[Zope] making a static snapshot

Paul Winkler pw_lists@slinkp.com
Thu, 1 May 2003 09:08:42 -0400


On Thu, May 01, 2003 at 12:55:50PM +0200, martin f krafft wrote:
> i wonder if there are ways to create a static snapshot of a Zope
> site. standard mirroring tools exist, sure, but due to acquisition,
> one object can potentially have one million URLs, so standard
> mirroring won't work. has anyone else thought about this?

yup. It's a pain. May I suggest:
1) don't use relative URLs,
2) avoid using relative URLs, and
3) get rid of relative URLs.

with some attention to that, a careful combination of wget 
options works pretty well for me. --mirror is not adequate:

wget -r -l8 -p -nH -nc -np -k -E 

or, more verbosely:

wget --recursive --level=8 --page-requisites \
 --no-host-directories --no-clobber --no-parent \
 --convert-links --html-extension

The "level" setting depends of course on how deep your site gets.
Note that this causes some renaming, so you may find that the output
includes things like index_html.html.
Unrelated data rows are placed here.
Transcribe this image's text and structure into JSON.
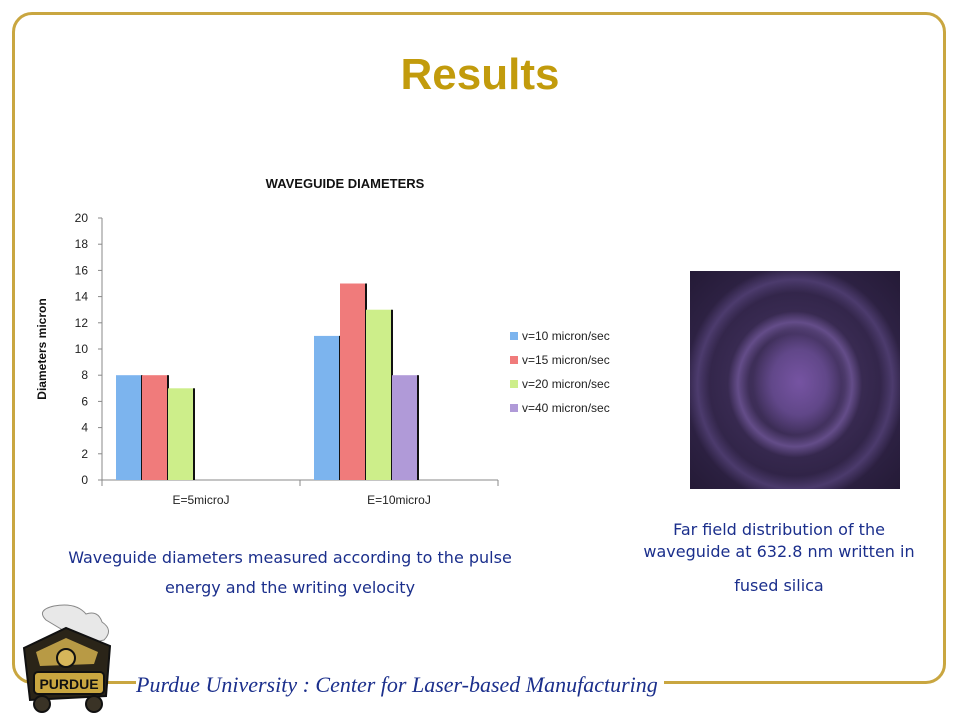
{
  "slide": {
    "title": "Results",
    "caption_left_line1": "Waveguide diameters measured according to the pulse",
    "caption_left_line2": "energy and the writing velocity",
    "caption_right_line1": "Far field distribution of the",
    "caption_right_line2": "waveguide at  632.8 nm written in",
    "caption_right_line3": "fused silica",
    "footer": "Purdue University :  Center for Laser-based Manufacturing",
    "logo_text": "PURDUE",
    "accent_color": "#c29b0c",
    "text_color": "#1b2f8c",
    "border_color": "#c9a640"
  },
  "chart_data": {
    "type": "bar",
    "title": "WAVEGUIDE DIAMETERS",
    "xlabel": "",
    "ylabel": "Diameters  micron",
    "ylim": [
      0,
      20
    ],
    "yticks": [
      0,
      2,
      4,
      6,
      8,
      10,
      12,
      14,
      16,
      18,
      20
    ],
    "categories": [
      "E=5microJ",
      "E=10microJ"
    ],
    "legend_position": "right",
    "grid": false,
    "series": [
      {
        "name": "v=10 micron/sec",
        "color": "#7cb4ee",
        "values": [
          8,
          11
        ]
      },
      {
        "name": "v=15 micron/sec",
        "color": "#f07b7b",
        "values": [
          8,
          15
        ]
      },
      {
        "name": "v=20 micron/sec",
        "color": "#cdee8a",
        "values": [
          7,
          13
        ]
      },
      {
        "name": "v=40 micron/sec",
        "color": "#b09ad8",
        "values": [
          null,
          8
        ]
      }
    ]
  }
}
But links are automatically
fixed so the result just works even if it's not 100% identical to
the original.

By saving the standard error from wget and grepping it for errors, i get
link-checking at the same time :-)
i also wrote a trivial python script that searches through
the stderr log and counts downloads with the same basename, which helps me track
down problematic relative URLs. When "main.css" gets downloaded 200
times, that's a clue. :-)

-- 

Paul Winkler
home:  http://www.slinkp.com
"Muppet Labs, where the future is made - today!"